Шрифт:
Интервал:
Закладка:
В этом сообщении имелись особые детали, отрывочные сведения и описания, которые подсказали ей, что оно достойно внимания и что, быть может, очередная поездка не окажется пустой тратой времени. Этот голос не врал; кое-какие подробности мог знать только тот, кто действительно видел самолет, а одна подробность вообще заставила ее затаить дыхание.
Пассажир. Звонивший упомянул о пассажире.
Женщина встала с кресла и направилась в ванную. Тусклый ночник горел у выхода из туалета, далеко от большого зеркала, которое мальчик занавесил полотенцем.

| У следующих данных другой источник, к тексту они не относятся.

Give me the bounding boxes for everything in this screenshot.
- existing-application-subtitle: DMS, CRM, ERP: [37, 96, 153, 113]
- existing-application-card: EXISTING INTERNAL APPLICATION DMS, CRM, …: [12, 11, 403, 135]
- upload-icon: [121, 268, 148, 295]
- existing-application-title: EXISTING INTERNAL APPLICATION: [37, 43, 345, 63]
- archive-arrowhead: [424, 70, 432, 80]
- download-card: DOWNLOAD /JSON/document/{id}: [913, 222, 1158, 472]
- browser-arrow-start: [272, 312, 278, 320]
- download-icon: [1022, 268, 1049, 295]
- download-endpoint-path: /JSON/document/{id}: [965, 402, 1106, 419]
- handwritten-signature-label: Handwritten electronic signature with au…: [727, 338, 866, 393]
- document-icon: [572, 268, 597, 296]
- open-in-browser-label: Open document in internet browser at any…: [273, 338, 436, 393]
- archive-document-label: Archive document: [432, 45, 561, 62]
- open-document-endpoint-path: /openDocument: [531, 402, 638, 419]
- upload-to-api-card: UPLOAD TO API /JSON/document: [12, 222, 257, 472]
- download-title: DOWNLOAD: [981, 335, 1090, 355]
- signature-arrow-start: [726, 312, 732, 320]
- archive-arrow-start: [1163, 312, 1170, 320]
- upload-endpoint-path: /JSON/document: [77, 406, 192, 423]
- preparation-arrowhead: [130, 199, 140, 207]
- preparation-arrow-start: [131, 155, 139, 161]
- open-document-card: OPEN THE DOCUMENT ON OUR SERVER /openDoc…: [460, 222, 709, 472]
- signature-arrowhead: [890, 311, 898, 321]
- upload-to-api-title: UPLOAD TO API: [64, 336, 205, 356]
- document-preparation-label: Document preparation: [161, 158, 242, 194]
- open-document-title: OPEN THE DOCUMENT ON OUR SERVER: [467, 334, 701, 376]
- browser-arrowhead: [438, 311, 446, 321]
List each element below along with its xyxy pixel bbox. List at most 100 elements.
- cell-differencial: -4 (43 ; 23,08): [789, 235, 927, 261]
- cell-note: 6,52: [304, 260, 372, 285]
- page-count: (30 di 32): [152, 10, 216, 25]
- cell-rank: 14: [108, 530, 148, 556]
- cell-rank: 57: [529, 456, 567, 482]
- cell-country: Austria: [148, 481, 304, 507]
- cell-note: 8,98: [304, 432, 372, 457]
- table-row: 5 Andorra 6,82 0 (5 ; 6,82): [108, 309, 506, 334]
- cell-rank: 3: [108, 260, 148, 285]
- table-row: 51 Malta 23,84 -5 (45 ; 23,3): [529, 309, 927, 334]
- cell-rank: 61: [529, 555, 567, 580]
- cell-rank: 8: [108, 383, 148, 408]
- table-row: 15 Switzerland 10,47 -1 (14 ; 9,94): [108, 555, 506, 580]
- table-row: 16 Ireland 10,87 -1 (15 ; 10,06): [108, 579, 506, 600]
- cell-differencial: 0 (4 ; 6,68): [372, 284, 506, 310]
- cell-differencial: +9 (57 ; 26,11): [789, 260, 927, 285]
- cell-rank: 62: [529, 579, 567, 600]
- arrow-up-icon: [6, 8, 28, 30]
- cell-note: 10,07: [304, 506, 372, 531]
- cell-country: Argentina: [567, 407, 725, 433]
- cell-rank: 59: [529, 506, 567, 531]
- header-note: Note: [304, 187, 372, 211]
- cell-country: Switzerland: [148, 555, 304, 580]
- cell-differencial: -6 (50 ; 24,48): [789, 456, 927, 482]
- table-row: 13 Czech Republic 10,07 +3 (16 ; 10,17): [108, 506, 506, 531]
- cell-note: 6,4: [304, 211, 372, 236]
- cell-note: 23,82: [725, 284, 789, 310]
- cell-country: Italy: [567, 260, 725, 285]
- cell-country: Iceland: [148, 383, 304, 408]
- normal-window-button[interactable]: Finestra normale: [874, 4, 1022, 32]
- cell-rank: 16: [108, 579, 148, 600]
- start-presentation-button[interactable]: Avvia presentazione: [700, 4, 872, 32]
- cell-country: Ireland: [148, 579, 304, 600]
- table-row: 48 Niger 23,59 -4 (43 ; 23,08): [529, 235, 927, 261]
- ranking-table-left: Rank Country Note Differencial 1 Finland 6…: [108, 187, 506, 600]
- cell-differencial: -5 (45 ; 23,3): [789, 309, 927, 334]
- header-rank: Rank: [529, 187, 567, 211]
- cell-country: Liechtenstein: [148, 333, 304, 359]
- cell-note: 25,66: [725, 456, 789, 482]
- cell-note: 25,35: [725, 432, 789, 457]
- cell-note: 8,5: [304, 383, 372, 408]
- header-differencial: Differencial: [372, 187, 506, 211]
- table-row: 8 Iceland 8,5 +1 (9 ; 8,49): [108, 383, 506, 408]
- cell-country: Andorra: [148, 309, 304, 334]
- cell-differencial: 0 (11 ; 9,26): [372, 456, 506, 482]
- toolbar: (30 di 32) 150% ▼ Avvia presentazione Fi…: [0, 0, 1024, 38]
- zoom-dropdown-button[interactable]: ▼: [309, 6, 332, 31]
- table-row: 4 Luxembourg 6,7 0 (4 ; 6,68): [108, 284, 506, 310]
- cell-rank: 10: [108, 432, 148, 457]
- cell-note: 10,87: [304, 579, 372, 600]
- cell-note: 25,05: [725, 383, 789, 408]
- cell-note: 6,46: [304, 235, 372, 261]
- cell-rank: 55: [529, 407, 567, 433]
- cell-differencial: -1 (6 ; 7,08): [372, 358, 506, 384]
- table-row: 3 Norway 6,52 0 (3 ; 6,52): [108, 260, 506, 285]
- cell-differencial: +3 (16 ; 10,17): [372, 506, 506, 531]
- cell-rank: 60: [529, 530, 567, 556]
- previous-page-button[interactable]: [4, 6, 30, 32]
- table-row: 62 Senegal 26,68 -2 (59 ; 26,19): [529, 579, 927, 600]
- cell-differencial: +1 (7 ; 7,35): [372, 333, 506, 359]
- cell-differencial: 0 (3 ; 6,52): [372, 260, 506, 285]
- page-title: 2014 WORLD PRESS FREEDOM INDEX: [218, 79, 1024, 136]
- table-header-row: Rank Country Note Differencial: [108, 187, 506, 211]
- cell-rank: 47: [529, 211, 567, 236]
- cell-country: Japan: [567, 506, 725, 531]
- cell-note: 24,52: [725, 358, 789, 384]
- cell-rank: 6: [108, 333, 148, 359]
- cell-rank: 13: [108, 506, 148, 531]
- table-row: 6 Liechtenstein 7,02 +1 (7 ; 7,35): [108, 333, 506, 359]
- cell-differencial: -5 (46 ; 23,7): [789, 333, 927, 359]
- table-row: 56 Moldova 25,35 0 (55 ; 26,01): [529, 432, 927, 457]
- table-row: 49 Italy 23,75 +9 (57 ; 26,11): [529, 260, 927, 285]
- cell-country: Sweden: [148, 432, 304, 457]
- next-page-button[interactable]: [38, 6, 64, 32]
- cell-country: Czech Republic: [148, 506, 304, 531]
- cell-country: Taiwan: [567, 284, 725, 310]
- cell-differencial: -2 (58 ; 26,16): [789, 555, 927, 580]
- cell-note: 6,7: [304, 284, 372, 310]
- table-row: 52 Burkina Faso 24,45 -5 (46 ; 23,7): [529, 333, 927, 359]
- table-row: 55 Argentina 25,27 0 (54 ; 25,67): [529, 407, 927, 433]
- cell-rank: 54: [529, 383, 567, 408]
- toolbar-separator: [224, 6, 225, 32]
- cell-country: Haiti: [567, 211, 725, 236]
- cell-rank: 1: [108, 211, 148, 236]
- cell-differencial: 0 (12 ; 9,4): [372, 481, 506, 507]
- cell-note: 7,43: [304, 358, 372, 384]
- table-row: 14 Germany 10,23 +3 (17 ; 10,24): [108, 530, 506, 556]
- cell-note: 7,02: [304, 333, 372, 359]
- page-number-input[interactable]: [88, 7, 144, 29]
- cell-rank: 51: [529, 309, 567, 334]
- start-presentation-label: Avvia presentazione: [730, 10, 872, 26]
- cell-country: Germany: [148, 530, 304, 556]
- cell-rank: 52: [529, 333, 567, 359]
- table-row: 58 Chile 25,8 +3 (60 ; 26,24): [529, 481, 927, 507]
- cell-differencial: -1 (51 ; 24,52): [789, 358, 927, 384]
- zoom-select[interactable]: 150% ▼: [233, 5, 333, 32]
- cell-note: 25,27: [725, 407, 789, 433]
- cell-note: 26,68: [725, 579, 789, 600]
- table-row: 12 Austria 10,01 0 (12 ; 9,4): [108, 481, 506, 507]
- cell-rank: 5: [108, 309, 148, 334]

Войдя в ванную, Дарина включила яркий свет, потянулась к полотенцу и почувствовала, как ребенок взял ее за руку. Она глянула на него, и ее тронуло выражение озабоченности на его лице. Волнуется и нервничает.
— Не переживай, — сказала она. — Я хочу взглянуть.
Он убрал руку. Она сняла полотенце с зеркала. Несмотря на повязки, ужасающие повреждения лица были очевидны.
Дарина Флорес заплакала.
Уолтер Коул удобно устроился в кресле с кружкой пива в руке. Возле ног разлеглась собака. После нашей последней встречи он несколько располнел, и в шевелюре добавилось седых волос, но в нем еще можно было с легкостью узнать моего первого коллегу по детективной службе, чья семья утешала меня, когда я лишился своих родных. Его жена Ли, открыв дверь, встретила меня поцелуем и объятиями, напомнившими о том, что в их доме для меня всегда найдется местечко. Когда-то давно я отыскал их дочь, которая, подобно ребенку из волшебной сказки, заблудилась в лесу и попала в лапы чудовища. По-видимому, Ли считала, что с тех пор находится передо мной в неоплатном долгу. Сам же я полагал это скромной платой за то, что они поддерживали надежду в человеке, вынужденном увидеть безжалостно изуродованные тела его жены и дочери. Сейчас мы сидели лишь на пару с Уолтером и его зевающей собакой, от которой слегка попахивало попкорном.
Я пока не рассказывал ему об Эпстайне. Зато в качестве позднего ужина мы подкрепились остатками мясного рулета и запеченной картошкой. Уолтер составил мне компанию, хотя уже один раз поужинал, что наверняка объясняло его неожиданную прибавку в весе. Наведя порядок на кухне, мы взяли кофе и перебрались в гостиную.
— Так ты хочешь рассказать мне о чем-то? — спросил он.
— Отчасти…
— Ты сидишь, пожирая ковер таким сердитым взглядом, будто он только что попытался стащить твои туфли. Кто-то явно распалил твою ярость.
— Я ошибся в одном старом знакомом, или он ошибся во мне. Странное ощущение. Возможно, мы оба ошибались.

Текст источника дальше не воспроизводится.